To manage any potential conflicts of interest that may arise through our stewardship activities, including engagement (constructive purposeful dialogue) and proxy voting, we have established a Responsible Investment Committee comprised of senior managers outside of investment management and research operations. The Responsible Investment Committee formulates company policy regarding stewardship activities. In principle, the Committee’s members are limited to officers and employees who can make decisions regarding investment management and research, while anyone who is in a position that could involve a conflict of interest (or his or her representatives) is excluded from the Responsible Investment Committee.

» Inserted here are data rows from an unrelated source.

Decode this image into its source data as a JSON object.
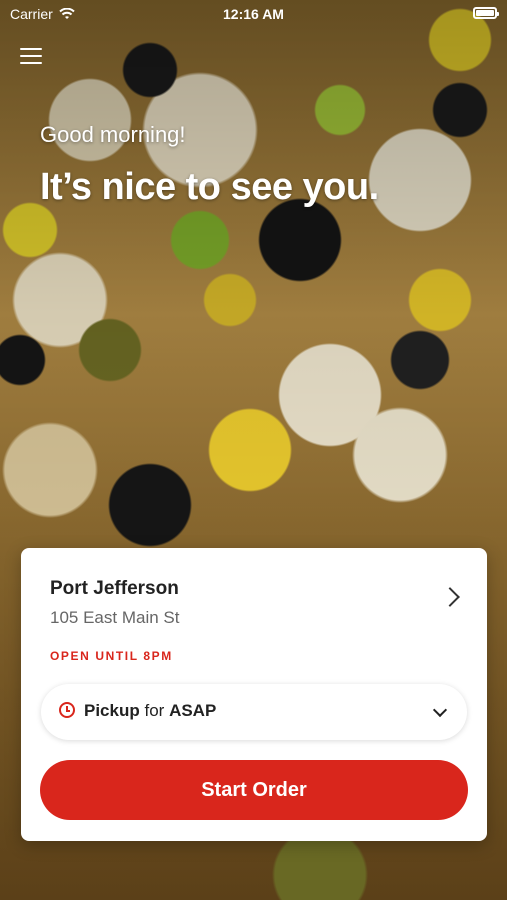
{
  "status_bar": {
    "carrier": "Carrier",
    "time": "12:16 AM"
  },
  "hero": {
    "greeting": "Good morning!",
    "headline": "It’s nice to see you."
  },
  "store": {
    "name": "Port Jefferson",
    "address": "105 East Main St",
    "hours": "OPEN UNTIL 8PM"
  },
  "order_mode": {
    "mode": "Pickup",
    "connector": "for",
    "when": "ASAP"
  },
  "actions": {
    "start_order": "Start Order"
  },
  "colors": {
    "accent": "#d9261c"
  }
}
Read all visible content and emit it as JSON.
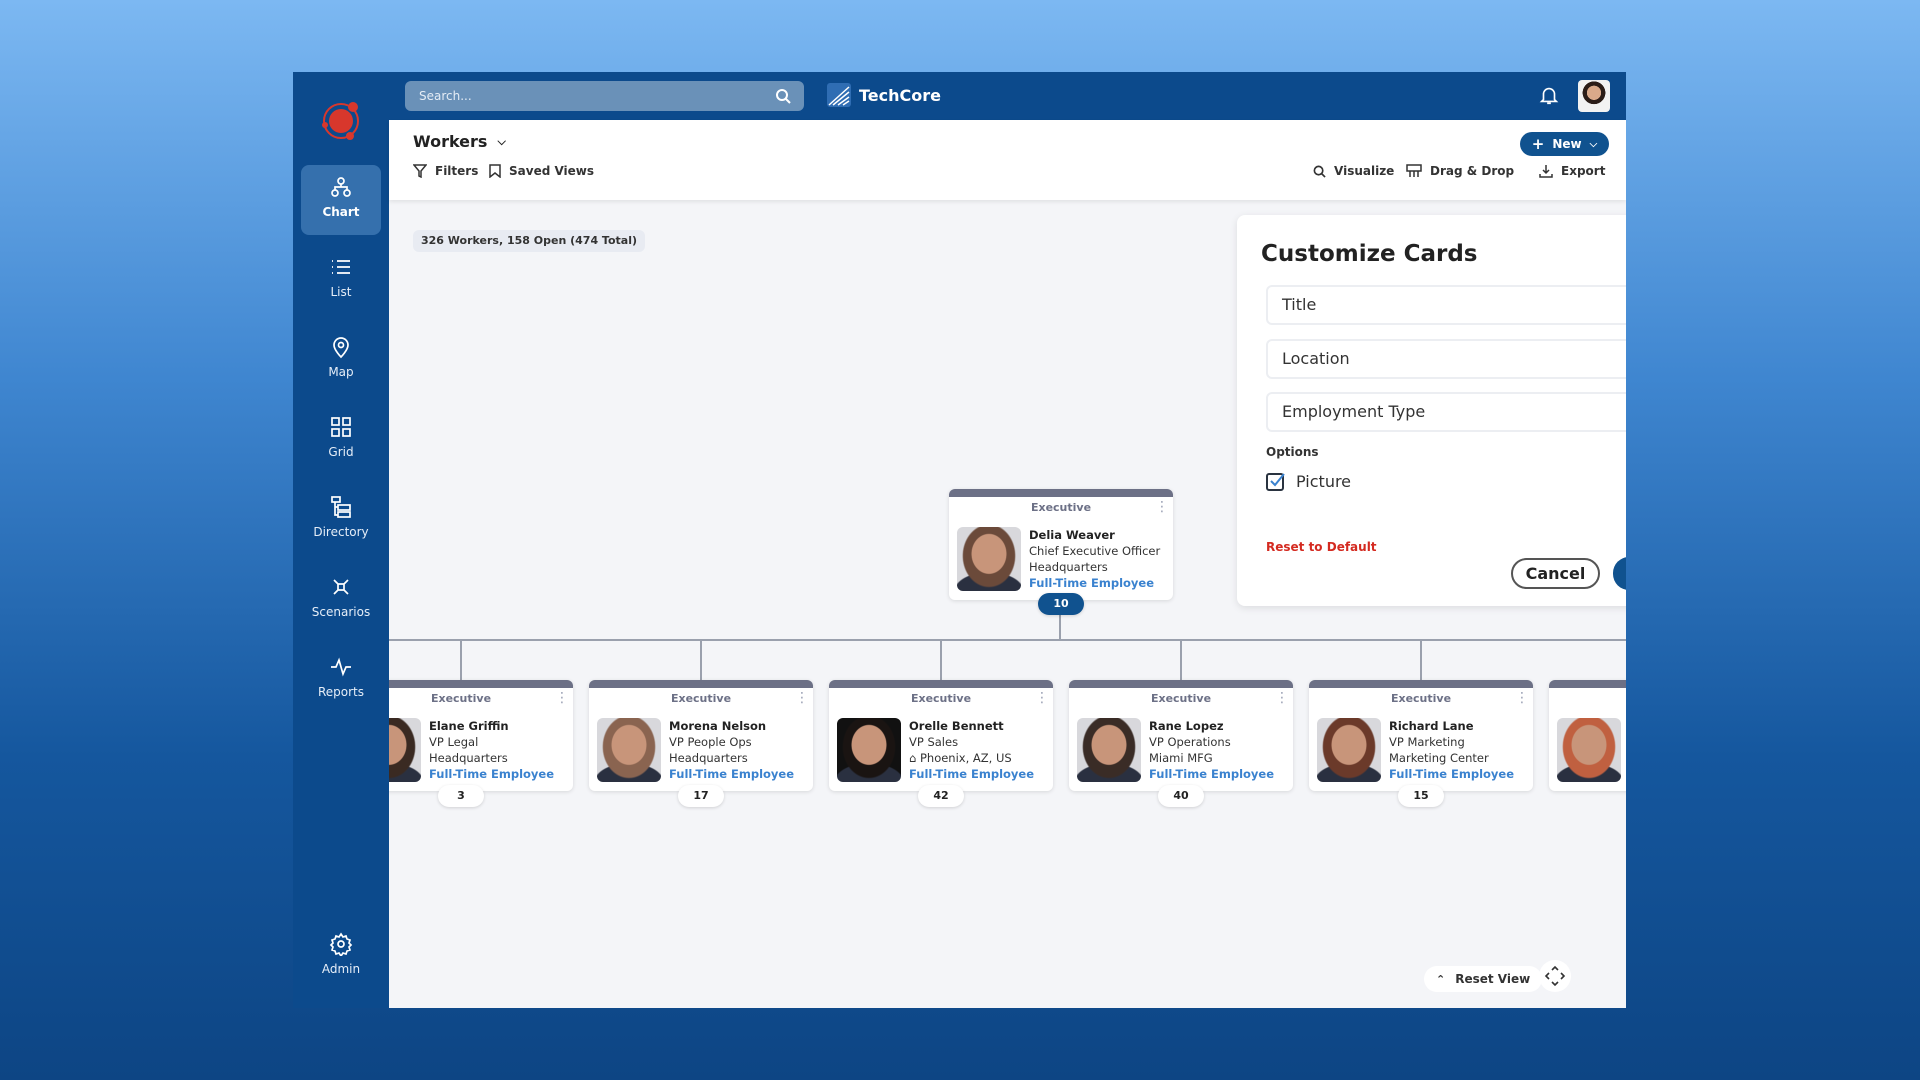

Moreover, our Company has established the Responsible Investment Council under the Board of Directors, which consists of the Chief Conflict Officer and independent outside directors only. All stewardship activities, such as proxy voting, which may give rise to a conflict of interest are monitored by the Responsible Investment Council, ensuring that decisions are made in the best interests of our clients. If necessary, the Responsible Investment Council may make a recommendation to the Executive Management Committee or the Committee for improvement and report its recommendation to the Board of Directors. Moreover, the independent outside directors attending the Committee are able to make comments if they notice any problems regarding conflicts of interest. This allows the Responsible Investment Council to appropriately monitor and provide preventative measures for any Transactions that represent a potential conflict regarding stewardship activities, etc.